WASHINGTON — The naval engineer and his wife who allegedly tried to sell U.S. nuclear submarine secrets appeared today for the first time in federal court.

Jonathan and Diana Toebee appeared this morning in federal district court in Martinsburg, West Virginia, after being arrested on Saturday for attempting to pass off state secrets to an unnamed foreign power. If found guilty, they each face a maximum sentence of up to life in prison, a fine of $100,000 and five years of supervised release.

The Toebees allegedly violated the Atomic Energy Act by trying to sell restricted data on nuclear-powered warships to a foreign power — who in reality was an undercover FBI agent.

Jonathan Toebee, 42, worked for the Department of the Navy on a nuclear propulsion program — granting him a top secret national security clearance, and access to classified information on nuclear submarines. According to the complaint affidavit, Toebee began attempting to sell this restricted data to a foreign government in April 2020. For over a year, the FBI led Toebee to believe he was corresponding with a foreign partner.

On June 26, Toebee and his wife Diana, 45, traveled from their home in Annapolis, Md to a pre-arranged location in West Virginia where Jonathan dropped off an SD card with restricted data on the design of submarine nuclear reactors — concealing it inside half of a peanut butter sandwich. Diana acted as a lookout.

Multiple other “dead drops” were made later in July and in August, with more SD cards hidden inside Band-Aid wrappers and packs of chewing gum.

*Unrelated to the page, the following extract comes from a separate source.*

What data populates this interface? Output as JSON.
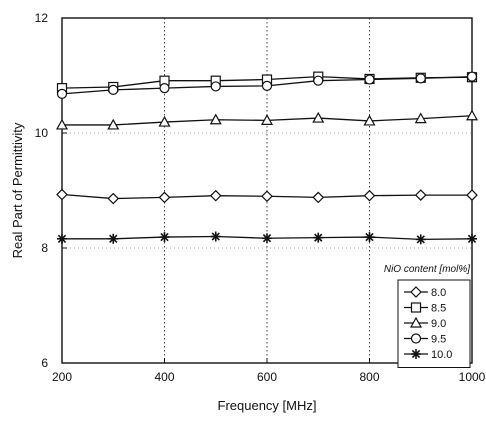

According to a Department of Justice press release, the unnamed FBI agent sent multiple cryptocurrency payments totaling at least $100,000 to the Toebees for the restricted data.

Civilian military personnel have attempted to sell classified information to foreign governments before according to M.E. Bowman, former FBI deputy general counsel and a retired naval captain.

“It’s not unheard of,” he said. “I don’t know why, but it has happened just a little bit more in the Navy than in other services.”

“It’s very common,” Bowman added, for the FBI to lead on intelligence officials seeking to illegally sell government information so they can uncover who else these individuals are trying to sell classified secrets to. 

“What is less common in these cases is apparently the country who he was trying to sell information to turned over to the FBI what he had sent them,” Bowman said. According to court documents, the unnamed foreign country did in fact inform the FBI that Toebee had contacted them.

The next court appearance for the Toebees will be this Friday, October 15, 2021 and will determine whether the couple will be detained with or without bail.